The renewable volume obligation -- a per-gallon cost of biofuel blending compliance calculated using RIN assessments and blending mandates – is averaging 18.37 cents/gal so far in the second quarter, its highest level since Platts began publishing the number in 2014. This compares with the first quarter RVO average of 15.98 cents/gal.

Heavy first quarter refinery turnarounds

Phillips 66's 11 refineries ran at 74% of capacity in the first quarter, compared with the 69% in the fourth quarter, due in part to turnaround activity and the polar vortex. Phillips 66 gave no outlook for second quarter runs rather saying it would run at what market conditions supported.

"Our first quarter was a fairly heavy turnaround quarter. Some of that carries into the first month of the second quarter," said Garland.

Garland said Phillips 66 had "couple of FCCs we're finishing up as we speak" and that the company expects to be out of "turnaround mode" in the next week to ten days. He did not identify the plants which were in turnaround.

"And then we've kind of got clear sailing for the rest of second quarter and into the third quarter for gasoline season," he added.

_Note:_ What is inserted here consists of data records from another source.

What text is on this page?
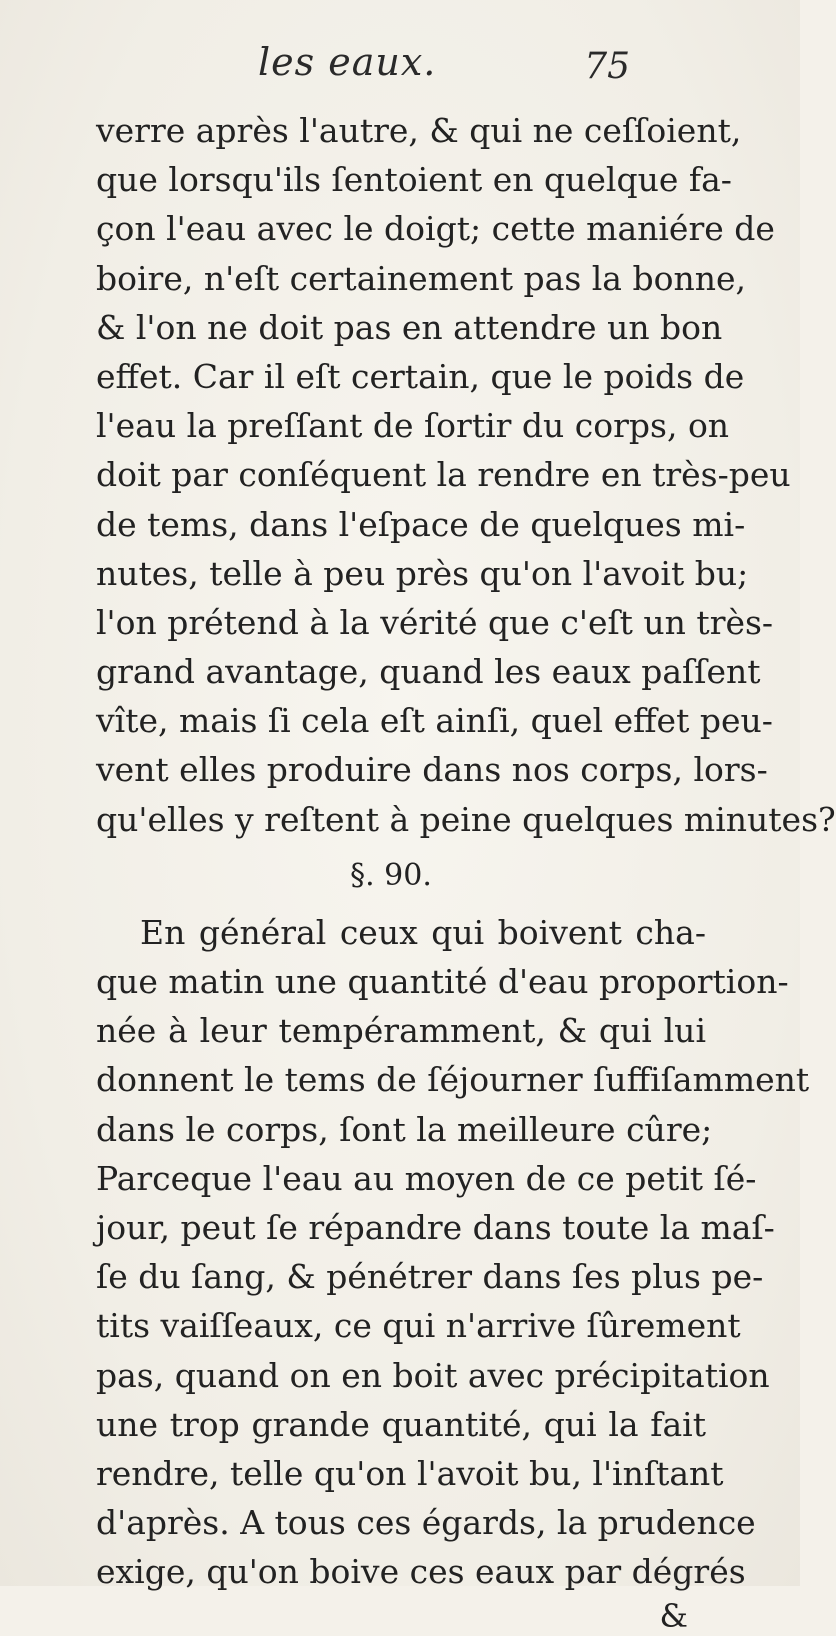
les eaux.	75
verre après l'autre, & qui ne ceſſoient,
que lorsqu'ils ſentoient en quelque fa-
çon l'eau avec le doigt; cette maniére de
boire, n'eſt certainement pas la bonne,
& l'on ne doit pas en attendre un bon
effet. Car il eſt certain, que le poids de
l'eau la preſſant de ſortir du corps, on
doit par conſéquent la rendre en très-peu
de tems, dans l'eſpace de quelques mi-
nutes, telle à peu près qu'on l'avoit bu;
l'on prétend à la vérité que c'eſt un très-
grand avantage, quand les eaux paſſent
vîte, mais ſi cela eſt ainſi, quel effet peu-
vent elles produire dans nos corps, lors-
qu'elles y reſtent à peine quelques minutes?
§. 90.
En général ceux qui boivent cha-
que matin une quantité d'eau proportion-
née à leur tempéramment, & qui lui
donnent le tems de ſéjourner ſuffiſamment
dans le corps, ſont la meilleure cûre;
Parceque l'eau au moyen de ce petit ſé-
jour, peut ſe répandre dans toute la maſ-
ſe du ſang, & pénétrer dans ſes plus pe-
tits vaiſſeaux, ce qui n'arrive ſûrement
pas, quand on en boit avec précipitation
une trop grande quantité, qui la fait
rendre, telle qu'on l'avoit bu, l'inſtant
d'après. A tous ces égards, la prudence
exige, qu'on boive ces eaux par dégrés
&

Phillips 66 expects gasoline demand to return with the summer season, and the roll-out of the coronavirus vaccines, particularly in heavy demand states like California, where they expect to see an increase in refinery utilization.

"California has announced opening up mid-June, which should support demand. We are seeing a correlation with the increase in vaccines, the increase in vehicle miles traveled, and demand for gasoline," said Brian Mandell, head of marketing and commercial at Phillips 66.

So far in the second quarter, US West Coast cracking margins for Alaska North Slope are averaging $16.19/b, compared with the $13.15/b in the first, according to S&P Global Platts Analytics margin data.

California diesel demand is also rising, with the increase of imports into the major port of Long Beach and the commensurate trucking demand.

USWC Napo coking margins are averaging $15.27/b so far in the second quarter, up from the $12.33/b in the first, Platts Analytics data shows.